I don’t want to keep talking about dates in Shortcuts, but I keep learning new things.

Yesterday, I said

As for the Shortcuts bug, it’s something I should have found in testing right away. Although the Ask for Input step at the top of the shortcut allows me to choose a date other than the default of the current date, the event that gets added to my calendar is always three weeks after the current date. No matter what I change the date to in the picker. Kind of makes the picker pointless.

This was wrong. There is no bug in the date picker. The source of the problem was a date parsing error later in the shortcut.

You may recall that I used a trick suggested by reader Tony (@stanthwaite), the gist of which can be seen in this screenshot from his tweet:

Changing the time by reformatting

This morning, I was thinking about this “bug” and decided it didn’t make any sense. If the date picker didn’t work, surely there’d have been an outcry long ago; I wouldn’t be the first to run across it. So I started testing.

Here’s the simple testing shortcut:

Test Date Adjustment

I started out setting the custom date format of Provided Input in Step 2 to the format Tony suggested: yyyy MM dd 21:00:00.

Date format without hyphens

When the date picker came up, I set it to September 10.

Date picker set to September 10

And the alert popped up with the time I wanted, 9:00 PM, but the date set to September 17—five days from today, not five days from the date I chose in the picker.

Incorrect date with correct time

Adding hyphens to the custom date format,

yyyy-MM-dd 21:00:00

fixed the problem. That weird format Europeans like,

dd MMM yyyy 21:00:00

also worked. Both of them gave a result of “Sep 15, 2020 at 9:00 PM” when I chose September 10 in the picker.
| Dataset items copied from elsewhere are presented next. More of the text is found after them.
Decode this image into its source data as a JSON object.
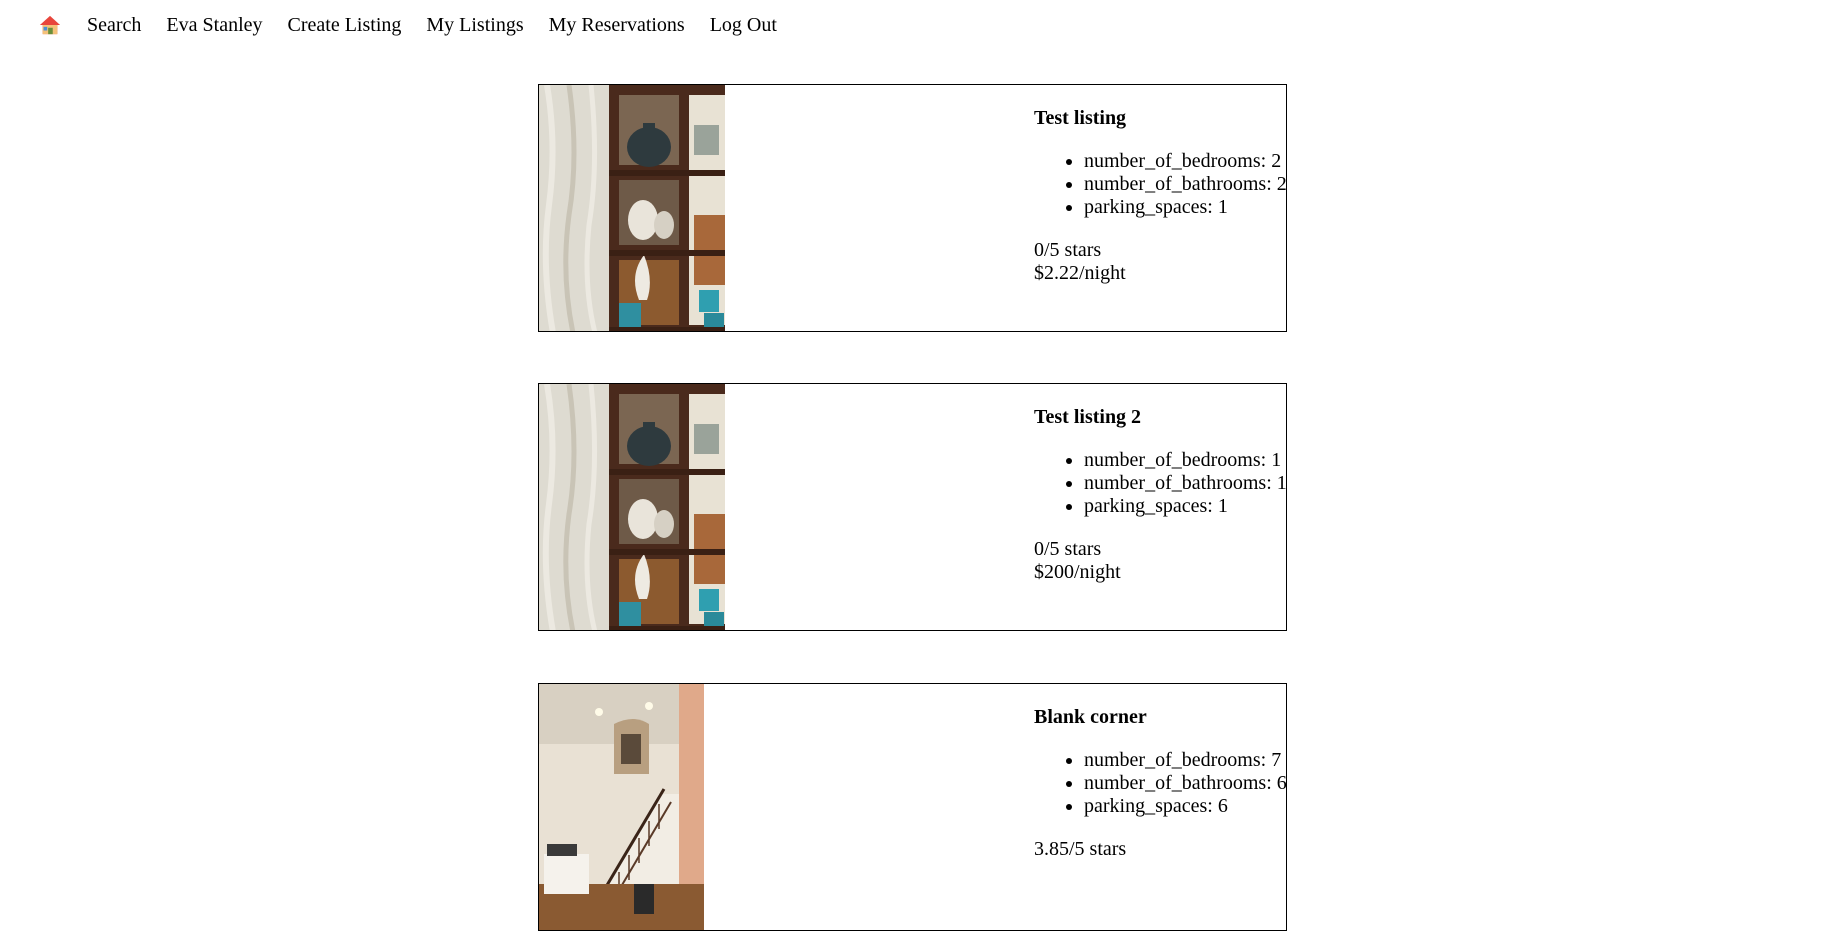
{
  "nav": {
    "home_icon": "house-emoji-icon",
    "links": [
      "Search",
      "Eva Stanley",
      "Create Listing",
      "My Listings",
      "My Reservations",
      "Log Out"
    ]
  },
  "listings": [
    {
      "title": "Test listing",
      "features": [
        "number_of_bedrooms: 2",
        "number_of_bathrooms: 2",
        "parking_spaces: 1"
      ],
      "rating": "0/5 stars",
      "price": "$2.22/night",
      "image": "interior-shelves-photo"
    },
    {
      "title": "Test listing 2",
      "features": [
        "number_of_bedrooms: 1",
        "number_of_bathrooms: 1",
        "parking_spaces: 1"
      ],
      "rating": "0/5 stars",
      "price": "$200/night",
      "image": "interior-shelves-photo"
    },
    {
      "title": "Blank corner",
      "features": [
        "number_of_bedrooms: 7",
        "number_of_bathrooms: 6",
        "parking_spaces: 6"
      ],
      "rating": "3.85/5 stars",
      "price": "",
      "image": "staircase-foyer-photo"
    }
  ],
  "colors": {
    "border": "#000000",
    "background": "#ffffff"
  }
}
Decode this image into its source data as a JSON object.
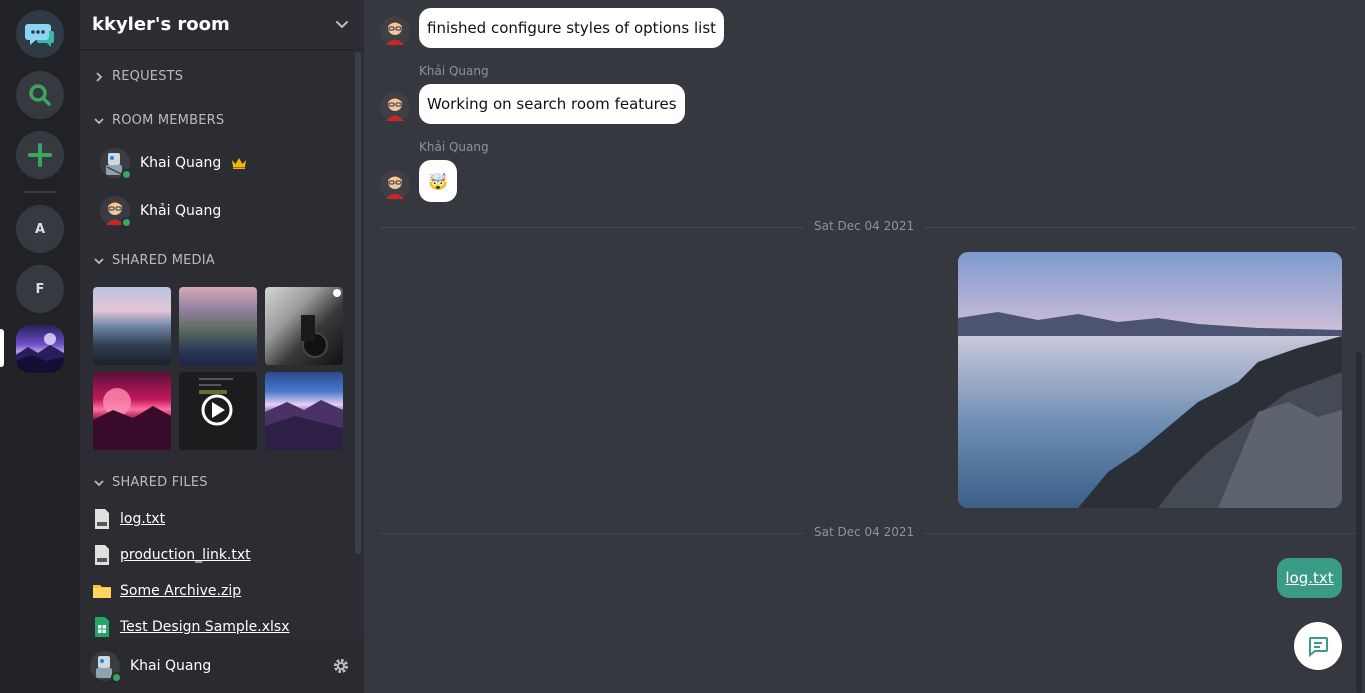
{
  "rail": {
    "servers": [
      {
        "letter": "A"
      },
      {
        "letter": "F"
      }
    ]
  },
  "room": {
    "title": "kkyler's room"
  },
  "sections": {
    "requests": "REQUESTS",
    "members": "ROOM MEMBERS",
    "media": "SHARED MEDIA",
    "files": "SHARED FILES"
  },
  "members": [
    {
      "name": "Khai Quang",
      "owner": true,
      "status": "online"
    },
    {
      "name": "Khải Quang",
      "owner": false,
      "status": "online"
    }
  ],
  "files": [
    {
      "name": "log.txt",
      "icon": "text-file-icon"
    },
    {
      "name": "production_link.txt",
      "icon": "text-file-icon"
    },
    {
      "name": "Some Archive.zip",
      "icon": "folder-icon"
    },
    {
      "name": "Test Design Sample.xlsx",
      "icon": "spreadsheet-icon"
    }
  ],
  "current_user": {
    "name": "Khai Quang"
  },
  "messages": [
    {
      "text": "finished configure styles of options list"
    },
    {
      "sender": "Khải Quang",
      "text": "Working on search room features"
    },
    {
      "sender": "Khải Quang",
      "text": "🤯"
    }
  ],
  "dividers": [
    "Sat Dec 04 2021",
    "Sat Dec 04 2021"
  ],
  "outgoing_file": "log.txt",
  "colors": {
    "rail_bg": "#202225",
    "sidebar_bg": "#2b2d33",
    "chat_bg": "#36383f",
    "accent_green": "#3a9b86",
    "online": "#3ba55d"
  }
}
While I understand that there are limits to what Shortcuts can parse, I don’t understand the reversion to the current date when the parsing fails. By the time we get to the second step, Shortcuts should already know that I’ve chosen September 10 in the picker. But whatever the reason, the upshot is this: If you’re going to use a custom format to adjust a date or time, use the simplest format you can for the part that isn’t getting adjusted.